Although Chiernavan was later found in her own bed, sound asleep, and the groom was rescued from wandering lost in the woods some hours before dawn, the Tiriannen family in embarrassment reimbursed the smith for the cost of the wedding feast. The blacksmith accepted the coinage, but still declined to do any business with the elves from that night forward. His daughter also declined to do any more business with the erstwhile groom.
My clan tends the great fields in which all the seven clans of Ur gather each fall. As hosts to that varied throng, we must exercise great patience and tact when the snotty Ur-Siddens strut about psychoanalyzing everyone who says, "Hey, nice coat! How ya been?" and the Ur-Raffens with their hair-trigger tempers are always a hiccup away from threatening to set something on fire. And every single year, one or another of the Ur-Sutten kids has too much beer for common sense and climbs up in an oak tree to hurl acorns at the other guests with their clan's unnatural accuracy and power. It would be nice if the Sidden Elders told their people to shut up, the Raffen Elders told hotheads to just calm down, and the Sutten Elders told the youngsters to stay away from the beer or the trees, pick one, but somehow, that never seems to happen before the Clan Gathering. This would be one of the main reasons there is only one Clan Gathering a year. And this would be one of the main reasons I somehow didn't manage to make it back to the Clan Gathering this past autumn.
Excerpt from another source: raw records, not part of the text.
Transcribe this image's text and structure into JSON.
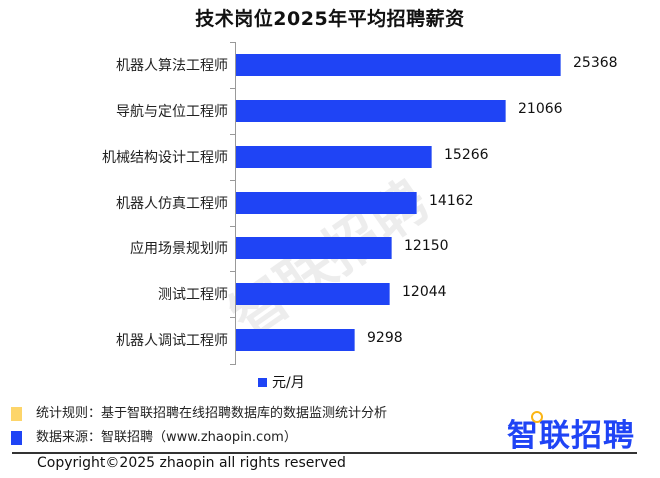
{
  "chart_data": {
    "type": "bar",
    "orientation": "horizontal",
    "title": "技术岗位2025年平均招聘薪资",
    "categories": [
      "机器人算法工程师",
      "导航与定位工程师",
      "机械结构设计工程师",
      "机器人仿真工程师",
      "应用场景规划师",
      "测试工程师",
      "机器人调试工程师"
    ],
    "series": [
      {
        "name": "元/月",
        "values": [
          25368,
          21066,
          15266,
          14162,
          12150,
          12044,
          9298
        ],
        "color": "#1f44f5"
      }
    ],
    "xlabel": "",
    "ylabel": "",
    "legend_position": "bottom",
    "grid": false
  },
  "rows": [
    {
      "label": "机器人算法工程师",
      "value": "25368"
    },
    {
      "label": "导航与定位工程师",
      "value": "21066"
    },
    {
      "label": "机械结构设计工程师",
      "value": "15266"
    },
    {
      "label": "机器人仿真工程师",
      "value": "14162"
    },
    {
      "label": "应用场景规划师",
      "value": "12150"
    },
    {
      "label": "测试工程师",
      "value": "12044"
    },
    {
      "label": "机器人调试工程师",
      "value": "9298"
    }
  ],
  "legend": {
    "label": "元/月"
  },
  "watermark": "智联招聘",
  "footer": {
    "rule": "统计规则：基于智联招聘在线招聘数据库的数据监测统计分析",
    "source": "数据来源：智联招聘（www.zhaopin.com）",
    "logo": "智联招聘",
    "copyright": "Copyright©2025 zhaopin all rights reserved"
  },
  "colors": {
    "bar": "#1f44f5",
    "rule_swatch": "#fdd56a",
    "source_swatch": "#1f44f5",
    "logo_dot": "#fbb514"
  }
}
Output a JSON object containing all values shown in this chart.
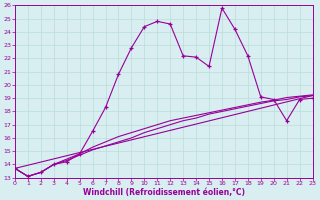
{
  "xlabel": "Windchill (Refroidissement éolien,°C)",
  "xlim": [
    0,
    23
  ],
  "ylim": [
    13,
    26
  ],
  "yticks": [
    13,
    14,
    15,
    16,
    17,
    18,
    19,
    20,
    21,
    22,
    23,
    24,
    25,
    26
  ],
  "xticks": [
    0,
    1,
    2,
    3,
    4,
    5,
    6,
    7,
    8,
    9,
    10,
    11,
    12,
    13,
    14,
    15,
    16,
    17,
    18,
    19,
    20,
    21,
    22,
    23
  ],
  "line_color": "#990099",
  "background_color": "#d8eef0",
  "grid_color": "#b8ddd8",
  "line1_x": [
    0,
    1,
    2,
    3,
    4,
    5,
    6,
    7,
    8,
    9,
    10,
    11,
    12,
    13,
    14,
    15,
    16,
    17,
    18,
    19,
    20,
    21,
    22,
    23
  ],
  "line1_y": [
    13.7,
    13.1,
    13.4,
    14.0,
    14.2,
    14.8,
    16.5,
    18.3,
    20.8,
    22.8,
    24.4,
    24.8,
    24.6,
    22.2,
    22.1,
    21.4,
    25.8,
    24.2,
    22.2,
    19.1,
    18.9,
    17.3,
    18.9,
    19.0
  ],
  "line2_x": [
    0,
    1,
    2,
    3,
    4,
    5,
    6,
    7,
    8,
    9,
    10,
    11,
    12,
    13,
    14,
    15,
    16,
    17,
    18,
    19,
    20,
    21,
    22,
    23
  ],
  "line2_y": [
    13.7,
    13.1,
    13.4,
    14.0,
    14.3,
    14.7,
    15.1,
    15.4,
    15.7,
    16.0,
    16.4,
    16.7,
    17.0,
    17.3,
    17.5,
    17.8,
    18.0,
    18.2,
    18.4,
    18.6,
    18.8,
    18.9,
    19.1,
    19.2
  ],
  "line3_x": [
    0,
    1,
    2,
    3,
    4,
    5,
    6,
    7,
    8,
    9,
    10,
    11,
    12,
    13,
    14,
    15,
    16,
    17,
    18,
    19,
    20,
    21,
    22,
    23
  ],
  "line3_y": [
    13.7,
    13.1,
    13.4,
    14.0,
    14.4,
    14.8,
    15.3,
    15.7,
    16.1,
    16.4,
    16.7,
    17.0,
    17.3,
    17.5,
    17.7,
    17.9,
    18.1,
    18.3,
    18.5,
    18.7,
    18.85,
    19.05,
    19.15,
    19.25
  ],
  "line4_x": [
    0,
    23
  ],
  "line4_y": [
    13.7,
    19.2
  ]
}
The cawing of my crow friends had drawn a crowd of other crows. They clustered in the elm tree like out-of-season fruits, saying "Yah, you betcha" and "Aww, me head" back and forth as the evening drew on, getting noisier and noisier. Just before sundown, the card players at the inn marched forth, belching proudly and shrugging on their shawls and jackets. As the players exited the wide inn porch, nearly a hundred crows swooped over the yard, and spattered the card-players with bits of white while screaming epithets like "Root-toes" and "Fat-ass." The patrons covered their heads and ran for their carts and homes, cursing all bird life in the mean time.
From my vantage point behind the elm tree, I had to admit that my friends the crows would have to get used to Take-Out from now on.